With developing new quality productive forces high on this year’s agenda, China is doubling down on its efforts to make traditional industries more sophisticated, smarter and more eco-friendly, fostering emerging and future-oriented industries, and opening new fields such as quantum technology and life sciences. 

According to Wang Xiaoping, minister of MHRSS, the country will beef up support for major employment drivers such as private, small and medium-sized companies, and boost the development of digital, elderly care, and green sectors to play a greater role in creating jobs. 

“Many new jobs and occupations will emerge, providing young people with fresh career choices and new space for development,” says Wang Jinsong, dean of the Graduate School of Tianjin University of Technology. 

As China transitions from traditional to new growth drivers, there’s a burgeoning demand for talent. However, there’s also a noticeable gap between the requirements of enterprises and the knowledge structure and technical skills of job applicants. 

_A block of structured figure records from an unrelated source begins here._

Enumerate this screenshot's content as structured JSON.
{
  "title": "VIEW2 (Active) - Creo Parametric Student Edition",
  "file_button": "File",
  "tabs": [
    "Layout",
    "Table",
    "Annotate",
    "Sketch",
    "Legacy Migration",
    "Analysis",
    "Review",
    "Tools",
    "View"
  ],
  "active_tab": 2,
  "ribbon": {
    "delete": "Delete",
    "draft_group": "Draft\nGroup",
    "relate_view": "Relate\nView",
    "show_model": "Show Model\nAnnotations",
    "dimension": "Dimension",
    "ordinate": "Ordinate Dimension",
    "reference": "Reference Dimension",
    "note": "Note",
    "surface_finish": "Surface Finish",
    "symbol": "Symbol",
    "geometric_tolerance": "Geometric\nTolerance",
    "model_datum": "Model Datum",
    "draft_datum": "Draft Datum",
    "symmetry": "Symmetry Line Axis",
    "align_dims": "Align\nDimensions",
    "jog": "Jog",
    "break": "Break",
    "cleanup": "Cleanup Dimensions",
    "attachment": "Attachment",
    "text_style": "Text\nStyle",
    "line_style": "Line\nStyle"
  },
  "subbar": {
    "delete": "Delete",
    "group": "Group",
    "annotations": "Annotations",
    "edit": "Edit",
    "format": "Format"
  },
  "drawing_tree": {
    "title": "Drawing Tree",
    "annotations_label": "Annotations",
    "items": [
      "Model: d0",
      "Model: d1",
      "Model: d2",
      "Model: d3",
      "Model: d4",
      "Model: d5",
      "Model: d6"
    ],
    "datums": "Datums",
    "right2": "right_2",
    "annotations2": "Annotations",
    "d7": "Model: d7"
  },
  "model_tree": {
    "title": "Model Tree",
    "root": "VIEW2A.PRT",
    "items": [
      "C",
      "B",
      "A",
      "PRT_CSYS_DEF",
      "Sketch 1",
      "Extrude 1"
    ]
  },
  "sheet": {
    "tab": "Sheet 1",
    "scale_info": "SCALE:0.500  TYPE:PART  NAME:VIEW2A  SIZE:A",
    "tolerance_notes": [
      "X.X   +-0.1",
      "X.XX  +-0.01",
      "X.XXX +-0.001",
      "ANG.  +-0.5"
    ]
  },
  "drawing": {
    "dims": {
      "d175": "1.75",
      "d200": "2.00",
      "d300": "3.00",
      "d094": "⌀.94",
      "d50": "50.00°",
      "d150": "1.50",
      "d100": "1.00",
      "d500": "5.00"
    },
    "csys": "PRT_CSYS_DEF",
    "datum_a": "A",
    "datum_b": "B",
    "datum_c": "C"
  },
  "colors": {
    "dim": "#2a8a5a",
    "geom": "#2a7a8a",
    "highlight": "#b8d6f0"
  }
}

To better help young job-seekers adapt to market demand, this year’s government work report has underlined improving the quality of education and vocational training. 

Wu De, president of Sichuan Agricultural University, says that the university has been canceling or optimizing majors with low employment rates since 2020 and placing greater emphasis on practical training. 

“Our students are now more adaptive and have a wider range of career choices, with the proportion of graduates pursuing higher education, getting employed or starting businesses jumping from 87.2 percent in 2020 to 90.5 percent in 2023,” Wu says. 

To meet the surging market demand for skilled professionals, China provided government-subsidized vocational training to 18 million people in 2023, with a special focus on key sectors such as advanced manufacturing and modern services, according to the MHRSS. 

The country has set aside 66.7 billion yuan (about 9.39 billion U.S. dollars) for employment subsidies this year, with a particular focus on the employment and entrepreneurship of college graduates, rural migrant workers, and other key populations. 

The country has vowed to continue to strengthen measures to promote youth employment, expand market-oriented channels, and provide better guidance for employment and entrepreneurship.